La salita sulla cima

Ci sono anche i momenti difficili: «A volte mi chiedo perché il buon Dio abbia scelto proprio me. Mi rispondo che l'ha fatto perché sono una ragazza forte che sa reagire». Eccome se sa farlo. Sempre nel 2015 Milena compie un'impresa incredibile. «Un giorno la mia amica Luisa mi chiede di salire sul Gran Paradiso con lei. Mi sembrava impossibile ma poi ho iniziato a crederci e abbiamo organizzato una piccola squadra. C'era anche mio zio. Non è stato facile. Sono caduta diverse volte, ma mi sono sempre rialzata. E infine sono arrivata alla statua della Madonna del Gran Paradiso, a 4.061 metri. Mi batteva forte il cuore. Sono stata tanto fiera di me».

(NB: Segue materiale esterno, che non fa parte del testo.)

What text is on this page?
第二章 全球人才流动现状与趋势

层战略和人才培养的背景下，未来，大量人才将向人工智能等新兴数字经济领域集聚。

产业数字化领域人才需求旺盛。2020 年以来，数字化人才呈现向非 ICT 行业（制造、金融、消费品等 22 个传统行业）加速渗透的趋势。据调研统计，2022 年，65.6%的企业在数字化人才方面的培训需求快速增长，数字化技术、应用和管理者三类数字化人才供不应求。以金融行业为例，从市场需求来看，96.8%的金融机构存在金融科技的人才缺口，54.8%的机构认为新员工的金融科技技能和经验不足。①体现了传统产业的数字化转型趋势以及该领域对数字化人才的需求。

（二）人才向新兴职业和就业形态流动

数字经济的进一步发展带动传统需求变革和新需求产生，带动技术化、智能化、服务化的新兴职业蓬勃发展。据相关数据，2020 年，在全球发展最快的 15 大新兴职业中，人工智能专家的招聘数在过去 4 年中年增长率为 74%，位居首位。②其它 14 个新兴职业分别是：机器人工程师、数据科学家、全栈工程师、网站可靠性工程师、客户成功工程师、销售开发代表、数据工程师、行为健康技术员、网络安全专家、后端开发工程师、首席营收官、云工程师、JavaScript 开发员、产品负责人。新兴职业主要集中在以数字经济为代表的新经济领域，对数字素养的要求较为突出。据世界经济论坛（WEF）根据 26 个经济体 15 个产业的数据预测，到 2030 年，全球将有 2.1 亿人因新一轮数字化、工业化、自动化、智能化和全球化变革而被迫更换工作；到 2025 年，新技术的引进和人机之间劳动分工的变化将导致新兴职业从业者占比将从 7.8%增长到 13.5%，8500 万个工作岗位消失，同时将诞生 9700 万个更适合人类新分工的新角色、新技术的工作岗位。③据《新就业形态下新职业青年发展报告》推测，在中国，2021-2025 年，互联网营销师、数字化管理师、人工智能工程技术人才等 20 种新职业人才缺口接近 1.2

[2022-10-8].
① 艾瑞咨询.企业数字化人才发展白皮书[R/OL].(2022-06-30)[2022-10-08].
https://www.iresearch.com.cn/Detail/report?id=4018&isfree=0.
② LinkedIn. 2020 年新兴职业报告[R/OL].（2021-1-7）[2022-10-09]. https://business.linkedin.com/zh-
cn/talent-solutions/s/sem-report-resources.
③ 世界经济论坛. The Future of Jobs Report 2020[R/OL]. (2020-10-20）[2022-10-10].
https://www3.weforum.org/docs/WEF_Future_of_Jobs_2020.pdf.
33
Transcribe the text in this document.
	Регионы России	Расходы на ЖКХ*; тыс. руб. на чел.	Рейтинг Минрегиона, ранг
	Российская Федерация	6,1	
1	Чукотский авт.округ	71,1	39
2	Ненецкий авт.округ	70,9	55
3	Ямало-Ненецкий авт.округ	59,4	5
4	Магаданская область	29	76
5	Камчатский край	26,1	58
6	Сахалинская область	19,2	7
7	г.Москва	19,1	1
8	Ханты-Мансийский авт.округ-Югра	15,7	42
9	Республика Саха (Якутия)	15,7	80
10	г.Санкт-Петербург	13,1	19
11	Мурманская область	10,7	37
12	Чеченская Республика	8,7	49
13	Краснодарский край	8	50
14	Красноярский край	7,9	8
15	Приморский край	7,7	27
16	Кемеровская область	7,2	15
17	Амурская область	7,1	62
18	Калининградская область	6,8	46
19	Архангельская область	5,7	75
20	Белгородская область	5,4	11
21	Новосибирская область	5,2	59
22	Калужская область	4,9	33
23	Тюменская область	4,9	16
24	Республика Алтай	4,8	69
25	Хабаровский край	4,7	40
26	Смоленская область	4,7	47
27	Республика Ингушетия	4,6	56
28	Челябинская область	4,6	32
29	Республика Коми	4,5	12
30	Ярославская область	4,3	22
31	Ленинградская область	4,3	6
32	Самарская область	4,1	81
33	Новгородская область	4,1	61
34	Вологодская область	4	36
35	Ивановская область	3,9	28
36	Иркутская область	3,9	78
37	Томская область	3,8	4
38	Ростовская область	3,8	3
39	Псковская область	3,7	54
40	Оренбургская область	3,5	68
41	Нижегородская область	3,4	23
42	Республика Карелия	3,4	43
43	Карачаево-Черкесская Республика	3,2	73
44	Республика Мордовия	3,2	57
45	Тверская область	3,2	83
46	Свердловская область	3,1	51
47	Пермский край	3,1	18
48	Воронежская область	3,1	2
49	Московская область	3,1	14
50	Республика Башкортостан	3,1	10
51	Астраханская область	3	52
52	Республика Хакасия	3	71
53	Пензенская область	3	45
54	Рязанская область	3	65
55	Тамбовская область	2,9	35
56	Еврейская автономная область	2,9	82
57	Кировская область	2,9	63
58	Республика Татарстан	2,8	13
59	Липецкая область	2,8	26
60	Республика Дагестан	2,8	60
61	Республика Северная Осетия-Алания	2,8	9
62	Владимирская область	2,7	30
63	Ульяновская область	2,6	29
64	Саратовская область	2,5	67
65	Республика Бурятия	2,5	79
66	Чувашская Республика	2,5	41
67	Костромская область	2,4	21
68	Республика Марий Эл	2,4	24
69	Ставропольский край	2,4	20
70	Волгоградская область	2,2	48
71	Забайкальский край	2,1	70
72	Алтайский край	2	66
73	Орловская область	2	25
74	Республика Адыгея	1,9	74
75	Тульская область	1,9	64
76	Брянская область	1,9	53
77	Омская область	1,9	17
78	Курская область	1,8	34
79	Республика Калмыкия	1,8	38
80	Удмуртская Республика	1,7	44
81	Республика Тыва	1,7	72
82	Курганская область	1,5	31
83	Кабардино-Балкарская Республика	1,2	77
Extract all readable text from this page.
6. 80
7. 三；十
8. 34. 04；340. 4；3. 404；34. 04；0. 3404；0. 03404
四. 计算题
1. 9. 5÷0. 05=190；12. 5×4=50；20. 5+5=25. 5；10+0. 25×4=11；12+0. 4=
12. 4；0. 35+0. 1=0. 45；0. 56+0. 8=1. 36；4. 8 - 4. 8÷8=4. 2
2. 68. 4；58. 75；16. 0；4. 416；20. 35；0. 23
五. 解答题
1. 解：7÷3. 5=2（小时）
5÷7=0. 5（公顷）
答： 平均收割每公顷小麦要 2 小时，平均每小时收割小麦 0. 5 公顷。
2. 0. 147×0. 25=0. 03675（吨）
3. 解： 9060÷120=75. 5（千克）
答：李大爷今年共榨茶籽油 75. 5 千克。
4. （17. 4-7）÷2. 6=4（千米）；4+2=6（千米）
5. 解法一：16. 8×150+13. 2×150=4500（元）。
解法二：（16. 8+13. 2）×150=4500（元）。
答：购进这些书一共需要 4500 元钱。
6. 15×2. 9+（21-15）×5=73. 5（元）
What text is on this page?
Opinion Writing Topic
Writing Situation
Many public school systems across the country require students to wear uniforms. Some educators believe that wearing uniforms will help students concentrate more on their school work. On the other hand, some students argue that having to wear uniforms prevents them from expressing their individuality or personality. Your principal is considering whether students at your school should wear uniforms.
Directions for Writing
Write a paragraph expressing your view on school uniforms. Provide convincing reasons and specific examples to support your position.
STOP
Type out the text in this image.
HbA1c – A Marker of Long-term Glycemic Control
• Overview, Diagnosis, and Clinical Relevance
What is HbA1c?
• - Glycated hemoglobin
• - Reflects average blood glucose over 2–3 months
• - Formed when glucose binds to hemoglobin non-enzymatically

Nel 2017 Milena è stata insignita del titolo di Cavaliere dell'Ordine al Merito della Repubblica Italiana, un riconoscimento assegnato ai cittadini che si distinguono per atti di eroismo e impegno civile. Il motivo dell'onorificenza consegnata direttamente dalle mani del Presidente Sergio Mattarella è stato quello di rappresentare un "encomiabile esempio di forza di volontà". Milena sa di avere una "fibra" unica, ma non perde occasione per spronare tutti a vivere con pienezza e consapevolezza. «La montagna è oro e ti insegna tanto. Stando a contatto con la natura ho imparato a guardare l'esistenza mettendo a fuoco i veri valori della vita: la salute, il lavoro, la famiglia, le amicizie. Smettiamola di lamentarci per cose banali e inutili, di piangerci addosso. Bisogna spegnere la luce sulle cose brutte e accendere i riflettori sulle quelle che fanno stare bene». Se è vero che vent'anni fa il fulmine ha cambiato i piani di Milena, non c'è dubbio su chi dei due alla fine abbia vinto.